Monday, September 05, 2011

Ma, Tsai attend ‘Seediq Bale’ premiere

LESSON LEARNED?:Following a security breach at a Tsai event on Friday, about 200 police and a support unit were dispatched to the Ketagalan Boulevard screening
By Chang Wen-chuan, Chris Wang  /  Staff Reporters, with CNA
Mon, Sep 05, 2011 - Page 1

One day after Democratic Progressive Party (DPP) Chairperson Tsai Ing-wen (蔡英文) was accosted by a woman on stage, security was clearly tightened yesterday evening when both presidential candidate Tsai and President Ma Ying-jeou (馬英九) showed up for a special screening of the Taiwanese movie Warriors of the Rainbow: Seediq Bale (彩虹戰士:賽德克巴萊) at the Presidential Office plaza on Ketagalan Boulevard.

National Security Bureau (NSB) Director Tsai Der-sheng (蔡得勝) personally presided over security at the venue, saying he would rather “security measures are overly stringent than too lax.”

According to Taipei City Police Headquarter’s Chungcheng First Precinct, about 200 officers were dispatched to police the area around the venue, in addition to the Mobile Division sent by Taipei City Police Headquarters as back-up. Agents from the bureau and National Property Administration (NPA), were in charge of security inside the venue.

Ma, who is seeking re-election, and Tsai, did not cross paths at the event because they arrived at the -screening from different entrances and were seated in separate areas.

At 5:50pm, shortly before the premiere was scheduled to start, 50-year-old Lo Pei-chin (羅佩秦), who insists he is running in the presidential election despite not having registered, showed up with a microphone and shouted: “I am running for president and I should also be let in to see the Seediq Bale premiere.”

He was intercepted by police who escorted him to Taipei Main Station and saw him onto the High Speed Rail back to Kaohsiung.

Earlier yesterday, Tsai, -referring to Friday’s incident in which a woman rushed onto the stage and grabbed her by the arm shortly after she had finished giving a speech at an event in Greater Taichung, said the incident reflected serious security failings.

The woman, who is from China and is married to a Taiwanese, is well known in Taichung for her constant protests over a medical dispute, but was still able to directly access the stage without any security checks, Tsai said.

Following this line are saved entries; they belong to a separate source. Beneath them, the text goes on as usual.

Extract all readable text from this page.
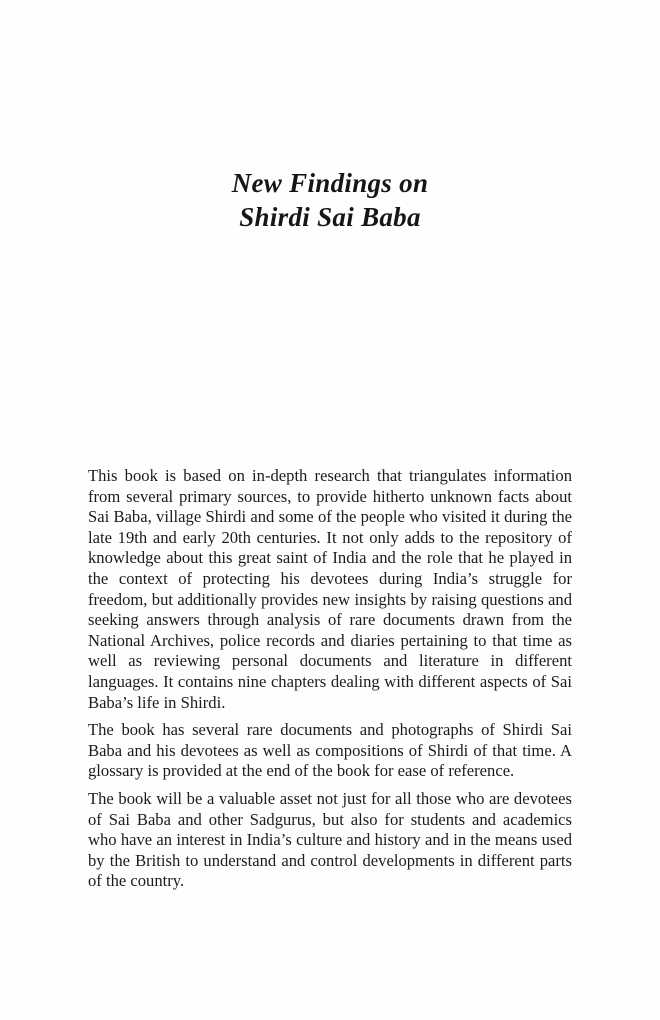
New Findings on
Shirdi Sai Baba

This book is based on in-depth research that triangulates information from several primary sources, to provide hitherto unknown facts about Sai Baba, village Shirdi and some of the people who visited it during the late 19th and early 20th centuries. It not only adds to the repository of knowledge about this great saint of India and the role that he played in the context of protecting his devotees during India’s struggle for freedom, but additionally provides new insights by raising questions and seeking answers through analysis of rare documents drawn from the National Archives, police records and diaries pertaining to that time as well as reviewing personal documents and literature in different languages. It contains nine chapters dealing with different aspects of Sai Baba’s life in Shirdi.

The book has several rare documents and photographs of Shirdi Sai Baba and his devotees as well as compositions of Shirdi of that time. A glossary is provided at the end of the book for ease of reference.

The book will be a valuable asset not just for all those who are devotees of Sai Baba and other Sadgurus, but also for students and academics who have an interest in India’s culture and history and in the means used by the British to understand and control developments in different parts of the country.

According to Huang Ching-fu (黃清福), a section chief at the NPA, the agency has assigned four male and two female bodyguards to Tsai, but her security detail will be expanded to 12 people daily after Nov. 21 when Tsai formally registers her presidential candidacy with the Central Election Commission.

Tsai said the NPA was not the only agency that needs to review security deployments.

All security procedures and the national security authority need to be reviewed, she said.

“The issue does not lie in how many security personnel were deployed, but in how intelligence was integrated and how the security procedures were implemented,” she said.

The bureau said yesterday that a team that will be responsible for the security for all presidential candidates was undergoing intense training, with particular focus on preventing close distance gunshots and nighttime security.

The team was expected to complete its training early next month and the bureau said it would hold a ceremony to formally announce the establishment of security details for the presidential candidates.

According to the bureau, the Special Service Center has organized four live fire exercises in Taipei, Greater Taichung and Greater Kaohsiung. Those exercises simulate scenarios where candidates canvass the public, in a night market, on campaign stages and on foot.

The bureau added it planned to form a total of 10 security stations near candidates’ residences, campaign headquarters and places of importance nationwide.